Summing amplifier with input averaging
A variant includes balancing resistors so the circuit produces a non-inverted sum. With appropriate resistor choices and using virtual short and virtual open, one can derive:
If R1 = R2 and R3 = R4 then V+ = (V1 + V2)/2 and V- = Vout/2. Enforcing V+ = V- yields Vout = V1 + V2.
Subtractor (differential) circuit
For a differential subtractor built from an op amp and four resistors, virtual open gives equal currents through paired resistors and virtual short gives V+ = V-. If R1 = R2 and R3 = R4, the result is:
Vout = V2 - V1
Integrator
An inverting integrator uses a resistor R1 at the input and a capacitor C1 in the feedback path. Virtual short sets the summing node voltage, and virtual open means input current equals capacitor current. The output is:
Vout = - (1 / (R1 * C1)) * ∫ V1 dt
For a constant input V1 = U, this yields Vout = -U * t / (R1 * C1), a ramp whose slope is proportional to U.
Differentiator
An inverting differentiator swaps the resistor and capacitor: the input is applied through a capacitor C1 and the feedback path uses resistor R2. With virtual short and virtual open:
i = C1 * dV1/dt => Vout = -i * R2 = -R2 * C1 * dV1/dt
For a step input, the output is a pulse opposite in polarity to the input change.

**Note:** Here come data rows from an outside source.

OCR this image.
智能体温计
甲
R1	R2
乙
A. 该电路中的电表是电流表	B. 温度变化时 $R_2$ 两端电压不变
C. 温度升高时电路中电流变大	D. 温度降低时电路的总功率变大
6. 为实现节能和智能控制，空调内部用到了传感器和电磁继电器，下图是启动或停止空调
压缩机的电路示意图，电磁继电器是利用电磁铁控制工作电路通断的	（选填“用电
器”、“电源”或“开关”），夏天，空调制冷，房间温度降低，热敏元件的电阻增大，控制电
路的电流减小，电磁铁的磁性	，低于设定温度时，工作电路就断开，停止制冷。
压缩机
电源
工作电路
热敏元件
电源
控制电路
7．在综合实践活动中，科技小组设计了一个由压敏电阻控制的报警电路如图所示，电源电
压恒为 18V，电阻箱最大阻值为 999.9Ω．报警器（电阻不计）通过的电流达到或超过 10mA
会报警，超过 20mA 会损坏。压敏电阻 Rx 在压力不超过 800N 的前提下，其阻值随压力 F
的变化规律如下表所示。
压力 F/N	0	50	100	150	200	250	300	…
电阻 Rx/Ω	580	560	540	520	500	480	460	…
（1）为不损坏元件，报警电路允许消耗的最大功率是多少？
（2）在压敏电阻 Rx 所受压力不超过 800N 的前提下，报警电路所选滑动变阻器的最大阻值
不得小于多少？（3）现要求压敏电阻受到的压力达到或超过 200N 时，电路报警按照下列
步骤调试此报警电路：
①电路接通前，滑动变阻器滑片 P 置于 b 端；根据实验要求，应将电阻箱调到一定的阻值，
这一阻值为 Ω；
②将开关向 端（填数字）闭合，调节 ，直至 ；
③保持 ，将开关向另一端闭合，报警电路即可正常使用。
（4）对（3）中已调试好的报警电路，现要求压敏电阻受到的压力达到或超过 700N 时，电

Differential amplifier with adjustable gain
A more complex differential amplifier can be built using cascaded resistor networks and buffer stages. Using virtual short and virtual open and assuming certain resistor equalities (for example R6 = R7 and R4 = R5), it can be shown that the output takes the form:
Vout = (Vy - Vx) * (R1 + R2 + R3) / R2
where the factor (R1 + R2 + R3) / R2 sets the differential gain.
4–20 mA current-to-voltage conversion and scaling
A common front-end for controllers converts a 4–20 mA loop current to a voltage via a shunt resistor. For example, a 100 Ω shunt produces 0.4–2.0 V for 4–20 mA. Using an op amp-based scaling stage and virtual open/short analysis, the output can be related to the shunt voltage. With R3 = R2 and R4 = R5, one obtains:
Vout = - (0.4 to 2.0) * (R4 / R2)
For R4 / R2 = 22k / 10k = 2.2, this yields Vout = -0.88 to -4.4 V, suitable for subsequent ADC input after level shifting if needed.
Current output via transistor in the feedback path
If the feedback path includes a transistor emitter junction in series with resistors, the same virtual short and virtual open principles apply. With appropriate resistor ratios (for example R2 = R6, R4 = R5) the op amp forces the voltage across a resistor R7 to follow the input Vi, producing a feedback-controlled current I = Vi / R7. If the load RL is much less than about 100 kΩ, the load current approximately equals I.
Conclusion
Across these examples, the same basic tools—virtual short, virtual open, Ohm's law, and Kirchhoff's laws—allow straightforward analysis of most op amp circuits. Mastering these approximations makes it possible to analyze and design a wide variety of op amp topologies.